Once states get on board with whatever standard is selected for 'secure' digital signatures, this will be very commonplace. I am still waiting for my states' IMS to approve the digital standards from 40 CFR 3. I am already sending correspondence with electronic signature (sans P.E. cert) but once that standard is in place everything will be in place.

I started a thread on this topic under the tech section - I will update once I receive more news.

JR


----------



## DVINNY (Jul 18, 2007)

Thanks JR, the PEDDS system is what I was talking about but couldn't remember the name.

We have three offices in FL and our company was giving 'classes' about that system. I had no need for it.


----------



## RIP - VTEnviro (Jul 24, 2007)

The Vermont DEC is getting into the e-submittals as well. It's a great idea, but a little tough to execute sometimes.

Plans are easy to churn out a set of pdfs for. Same for strictly Word or Excel stuff.

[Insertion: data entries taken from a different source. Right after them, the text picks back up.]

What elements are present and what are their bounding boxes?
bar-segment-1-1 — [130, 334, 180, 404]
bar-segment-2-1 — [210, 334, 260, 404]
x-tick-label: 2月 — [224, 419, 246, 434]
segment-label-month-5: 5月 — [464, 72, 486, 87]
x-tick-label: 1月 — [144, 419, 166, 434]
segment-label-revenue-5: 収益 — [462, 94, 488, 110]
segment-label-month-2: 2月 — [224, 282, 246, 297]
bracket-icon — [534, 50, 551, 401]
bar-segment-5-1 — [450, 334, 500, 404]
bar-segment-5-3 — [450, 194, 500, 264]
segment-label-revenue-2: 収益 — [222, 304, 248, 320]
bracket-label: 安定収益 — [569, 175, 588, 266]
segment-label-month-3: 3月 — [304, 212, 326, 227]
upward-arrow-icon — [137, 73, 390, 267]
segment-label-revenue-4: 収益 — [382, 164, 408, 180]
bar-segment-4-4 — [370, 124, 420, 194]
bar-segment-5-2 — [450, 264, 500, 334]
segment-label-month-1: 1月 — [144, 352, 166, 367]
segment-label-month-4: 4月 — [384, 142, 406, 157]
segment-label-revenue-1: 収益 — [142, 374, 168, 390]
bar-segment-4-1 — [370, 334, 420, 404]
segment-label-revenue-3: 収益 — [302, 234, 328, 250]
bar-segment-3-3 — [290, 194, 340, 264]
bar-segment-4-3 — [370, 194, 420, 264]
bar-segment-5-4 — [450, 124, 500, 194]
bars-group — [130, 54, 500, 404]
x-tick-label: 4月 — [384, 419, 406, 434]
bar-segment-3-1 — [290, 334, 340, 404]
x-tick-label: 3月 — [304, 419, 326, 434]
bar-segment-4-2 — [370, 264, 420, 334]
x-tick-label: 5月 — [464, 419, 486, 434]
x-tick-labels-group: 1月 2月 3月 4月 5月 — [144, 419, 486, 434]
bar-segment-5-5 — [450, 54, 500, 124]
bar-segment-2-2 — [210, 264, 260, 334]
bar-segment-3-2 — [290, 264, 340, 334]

The problem is when you have a mixed report. Text, spreadsheets, model/cad printouts, hand calcs, etc. It's hard to organize that into one concise e-document. And I don't feel comfrtable sending them all the files and hoping they put it together right.


----------



## jeb6294 (Jul 24, 2007)

VTEnviro said:


> The Vermont DEC is getting into the e-submittals as well. It's a great idea, but a little tough to execute sometimes.
> Plans are easy to churn out a set of pdfs for. Same for strictly Word or Excel stuff.
> 
> The problem is when you have a mixed report. Text, spreadsheets, model/cad printouts, hand calcs, etc. It's hard to organize that into one concise e-document. And I don't feel comfrtable sending them all the files and hoping they put it together right.



Two words for you...pdf995 and pdfedit995

They're both free programs you can download at Software995 (to keep the versions free you have to deal with a little pop-up advertisement window when you use them but they are easy enough to close).

When you install pdf995 it just shows up as a printer. Print your document just the way you would with any other printer except pdf995 brings up a window asking what you want to save your file as and just like that you have a .pdf file.

If you're preparing a report you can create all your .pdf's (typically I'll have a few Excel pages of calculations, some Word pages with summaries, and a few Autacad pages with drainage maps) and then use pdfedit995 to merge them all into one .pdf file....it's got several other features, but for the most part I just use it for the merge feature.


----------



## grover (Jul 25, 2007)

winzip is also pretty adept at packaging a number of files into 1 so they don't get lost. AND they stay editible, which is always good, unless you're one of those greedy bastards who doesn't want anyone to be able to wash off their drawings...


----------



## dkent (Jul 27, 2007)

Well, my do-it-yourself stamp was accepted:








dkent said:


> Gang,
> I received my package from Missouri today with my certificate, rules, etc. In there it said I had to get a stamp and submit it for approval. It also went on to say that the acceptable forms could be embossed, rubber stamp, and electronic image. So...since graphical art is kinda a hobby of mine, I created a "stamp". See the picture below.
> 
> The stamp follows the design rules outlined by the board. Let me know what you think.
> ...


----------



## Guest (Jul 27, 2007)

^^^ Wow .. you license# is 1234567890 ??

The combination to your luggage wouldn't happen to be 1-2-3-4 would it ?? :laugh:

JR


----------



## dkent (Jul 27, 2007)

Nope, and my name isn't John B Doe either. 



jregieng said:


> ^^^ Wow .. you license# is 1234567890 ??
> The combination to your luggage wouldn't happen to be 1-2-3-4 would it ?? :laugh:
> 
> JR


----------